Shiphandling at shipyards, never a dull moment...

by Marine Pilot Luis Vale, Portugal - published

Shiphandling at shipyards, never a dull moment...
Photos and article by Luis Vale, Portugal

I got to the ship at the shipyard on the previously agreed time, taking into account the height of the tide in order to have a good under keel clearance, just to be informed that a sea chest valve is leaking and it will take about 45 minutes to fix... No problem, we are still within the tidal window, why not go for a walk around the shipyard and take some pictures with the sophisticated photographic equipment I keep in my pocket (Nokia N70 phone…).

After completion of the repair in the engine room and a few more pictures on my phone, I am finally called by the dockmaster and get to the bridge where I am received by the relieving captain, who happens to be happily drilling holes on one of the bulkheads in order to place an electronic display, together with the person that should be doing that, the shipyard electronics technician… he tells me the other captain will be coming soon.

When the “other” captain arrives on the bridge I give him the written plan and explain the intended manoeuvre. Taking into account that the main engine is still not working, two tugs will be used. By this time I have to ask the relieving captain to stop the drilling on the bridge as I can't communicate with the tugs and the shipyard dockmaster ashore with all that noise…

The dock gate is now opened and the aft tug is made fast. I ask the captain to test the bowthruster only to be informed that it will not work unless we wait for another 45 minutes. As the shipyard had given me the information that the thruster would be operative and it isn't, we now have to pass two more lines ahead in order to control the bow when coming astern.

Going to the bridge wing with the two captains I then realize they are both worried that the dock is quite narrow for the ship’s breadth. Yes it is, but it was already when the vessel came inside, unless the ship got bigger or the dock narrowed (this is what I wanted to say but kept to myself)… In fact the ship is about 16,5 meters wide and the dock about 18 meters, so no problem, we have already docked vessels with 17,8 m breadth (for those asking how is it possible for the shipyard to work on the side hull I must say that after passing the gate the dock widens about 1 meter).

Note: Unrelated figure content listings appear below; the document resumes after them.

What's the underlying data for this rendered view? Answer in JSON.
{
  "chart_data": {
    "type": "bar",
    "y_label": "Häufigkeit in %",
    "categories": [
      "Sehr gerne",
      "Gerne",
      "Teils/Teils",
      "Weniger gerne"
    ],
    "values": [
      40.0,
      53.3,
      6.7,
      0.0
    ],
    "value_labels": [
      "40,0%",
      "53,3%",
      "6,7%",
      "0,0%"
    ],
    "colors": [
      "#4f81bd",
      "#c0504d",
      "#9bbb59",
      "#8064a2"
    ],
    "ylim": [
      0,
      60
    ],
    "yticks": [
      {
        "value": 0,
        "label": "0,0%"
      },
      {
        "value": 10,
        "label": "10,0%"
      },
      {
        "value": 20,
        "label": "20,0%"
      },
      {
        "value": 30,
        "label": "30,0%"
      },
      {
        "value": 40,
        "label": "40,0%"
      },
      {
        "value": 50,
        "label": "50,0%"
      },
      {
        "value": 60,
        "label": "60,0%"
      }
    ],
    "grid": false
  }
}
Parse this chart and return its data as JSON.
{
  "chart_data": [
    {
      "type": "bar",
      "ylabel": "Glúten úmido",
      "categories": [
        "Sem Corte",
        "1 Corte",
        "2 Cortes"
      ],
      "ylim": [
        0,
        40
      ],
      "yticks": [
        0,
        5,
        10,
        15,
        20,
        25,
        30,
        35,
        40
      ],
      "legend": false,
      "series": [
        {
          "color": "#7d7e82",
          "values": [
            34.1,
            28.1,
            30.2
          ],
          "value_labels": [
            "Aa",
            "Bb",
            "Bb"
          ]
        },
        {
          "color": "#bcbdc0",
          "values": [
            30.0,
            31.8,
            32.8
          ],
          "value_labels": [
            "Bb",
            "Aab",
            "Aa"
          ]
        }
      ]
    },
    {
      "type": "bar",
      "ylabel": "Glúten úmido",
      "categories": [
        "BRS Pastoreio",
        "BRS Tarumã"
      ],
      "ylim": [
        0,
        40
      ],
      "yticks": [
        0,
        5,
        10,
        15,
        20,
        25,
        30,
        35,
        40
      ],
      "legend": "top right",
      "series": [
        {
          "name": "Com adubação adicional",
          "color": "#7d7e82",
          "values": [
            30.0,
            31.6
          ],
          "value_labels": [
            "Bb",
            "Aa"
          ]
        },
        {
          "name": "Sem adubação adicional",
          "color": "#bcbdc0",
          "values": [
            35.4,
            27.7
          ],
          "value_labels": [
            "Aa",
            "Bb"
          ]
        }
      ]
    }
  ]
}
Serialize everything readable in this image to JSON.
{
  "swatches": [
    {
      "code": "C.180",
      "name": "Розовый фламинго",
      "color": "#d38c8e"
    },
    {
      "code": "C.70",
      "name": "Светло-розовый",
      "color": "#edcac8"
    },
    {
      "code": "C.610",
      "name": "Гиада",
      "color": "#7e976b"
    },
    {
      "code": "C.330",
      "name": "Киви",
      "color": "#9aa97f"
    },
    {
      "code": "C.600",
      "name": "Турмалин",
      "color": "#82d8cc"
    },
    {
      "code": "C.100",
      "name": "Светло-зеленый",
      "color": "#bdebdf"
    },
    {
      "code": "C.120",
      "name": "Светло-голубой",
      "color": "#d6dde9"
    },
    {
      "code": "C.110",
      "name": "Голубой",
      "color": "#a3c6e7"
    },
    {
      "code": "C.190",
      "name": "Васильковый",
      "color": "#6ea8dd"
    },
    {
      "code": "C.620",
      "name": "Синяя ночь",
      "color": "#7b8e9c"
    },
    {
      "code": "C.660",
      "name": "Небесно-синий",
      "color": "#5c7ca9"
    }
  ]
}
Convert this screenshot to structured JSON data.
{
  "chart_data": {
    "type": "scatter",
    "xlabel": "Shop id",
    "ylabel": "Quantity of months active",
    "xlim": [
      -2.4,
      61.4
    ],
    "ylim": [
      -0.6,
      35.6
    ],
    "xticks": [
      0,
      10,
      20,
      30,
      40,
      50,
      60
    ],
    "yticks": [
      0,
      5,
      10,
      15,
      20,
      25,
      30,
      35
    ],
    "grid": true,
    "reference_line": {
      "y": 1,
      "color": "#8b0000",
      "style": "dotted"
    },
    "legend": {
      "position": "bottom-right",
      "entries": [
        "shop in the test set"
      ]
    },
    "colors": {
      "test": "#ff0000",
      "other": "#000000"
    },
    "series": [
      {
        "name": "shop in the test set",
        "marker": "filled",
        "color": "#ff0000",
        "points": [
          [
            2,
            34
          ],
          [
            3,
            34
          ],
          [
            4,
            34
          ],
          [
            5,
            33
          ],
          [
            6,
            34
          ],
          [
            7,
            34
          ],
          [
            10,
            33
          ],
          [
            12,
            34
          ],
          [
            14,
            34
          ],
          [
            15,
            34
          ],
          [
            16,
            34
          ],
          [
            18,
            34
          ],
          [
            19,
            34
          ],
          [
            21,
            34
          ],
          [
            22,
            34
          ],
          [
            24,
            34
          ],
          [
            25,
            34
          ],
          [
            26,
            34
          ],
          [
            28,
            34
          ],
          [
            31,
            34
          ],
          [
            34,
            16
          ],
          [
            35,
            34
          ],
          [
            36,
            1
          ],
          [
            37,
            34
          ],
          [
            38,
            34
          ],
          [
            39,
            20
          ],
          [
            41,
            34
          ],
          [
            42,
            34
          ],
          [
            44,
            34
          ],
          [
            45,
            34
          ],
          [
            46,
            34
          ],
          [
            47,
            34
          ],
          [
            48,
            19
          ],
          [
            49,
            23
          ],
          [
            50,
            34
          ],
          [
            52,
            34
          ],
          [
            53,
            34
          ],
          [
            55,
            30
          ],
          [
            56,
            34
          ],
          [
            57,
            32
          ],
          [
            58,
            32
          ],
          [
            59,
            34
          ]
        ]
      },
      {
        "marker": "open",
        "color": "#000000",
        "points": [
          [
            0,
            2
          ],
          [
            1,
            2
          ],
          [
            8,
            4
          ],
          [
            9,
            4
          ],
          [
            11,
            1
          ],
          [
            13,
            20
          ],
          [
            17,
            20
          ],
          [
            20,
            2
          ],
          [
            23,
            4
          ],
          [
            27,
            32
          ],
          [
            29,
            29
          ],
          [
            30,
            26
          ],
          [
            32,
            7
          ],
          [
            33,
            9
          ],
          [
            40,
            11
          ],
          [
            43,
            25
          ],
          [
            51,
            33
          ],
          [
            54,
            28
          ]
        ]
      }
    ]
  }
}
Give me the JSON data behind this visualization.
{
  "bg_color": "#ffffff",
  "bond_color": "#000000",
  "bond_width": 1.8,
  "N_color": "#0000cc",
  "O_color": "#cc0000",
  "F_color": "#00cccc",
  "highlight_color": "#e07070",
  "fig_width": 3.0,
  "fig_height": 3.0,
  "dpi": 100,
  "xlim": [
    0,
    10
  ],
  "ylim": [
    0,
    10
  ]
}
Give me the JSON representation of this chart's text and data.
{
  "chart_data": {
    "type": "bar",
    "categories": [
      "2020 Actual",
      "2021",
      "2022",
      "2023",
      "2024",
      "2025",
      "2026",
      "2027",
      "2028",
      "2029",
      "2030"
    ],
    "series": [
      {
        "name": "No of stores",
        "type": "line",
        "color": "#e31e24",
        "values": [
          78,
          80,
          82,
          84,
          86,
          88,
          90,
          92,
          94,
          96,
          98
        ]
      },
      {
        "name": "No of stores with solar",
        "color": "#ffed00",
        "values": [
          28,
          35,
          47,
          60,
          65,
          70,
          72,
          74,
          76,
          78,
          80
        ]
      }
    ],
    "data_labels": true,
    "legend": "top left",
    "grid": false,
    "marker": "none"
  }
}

I decide not to wait for the bowthruster because now nobody knows when or if it will be ready so I start to move the vessel with the aft tug pulling slowly, when we are joined on the bridge by the company superintendent. And this is when the two masters begin to be really worried about the new paint job (both captains, in the presence of their company superintendent tend to become uncomfortable, there is an obvious cultural difference problem that makes them fear that if something goes wrong their job will be at stake) …

When I then hear from one of the captains “it’s very close on this side, pilot” I have to answer “it’s very close on BOTH sides, Captain…”. The superintendent laughs and goes on his business, giving the chance for the masters to relax a little bit. Unlike the docking procedure, when we usually say to the more worried masters that if something goes wrong they are in the right place to repair their ship, on the undocking manoeuvres, with the vessel looking brand new and everybody proud of that new paint work, there is always extra anxiety on the bridge.

Drydocking or undocking is always a difficult task, particularly with a “dead” vessel (no power/propulsion) and the wind blowing on the ship's side. But everything goes fine, no scratches, no indentations, we pull the vessel out, make fast the other tug on the bow, swing the vessel and go starboardside alongside on another berth (easier said than done…).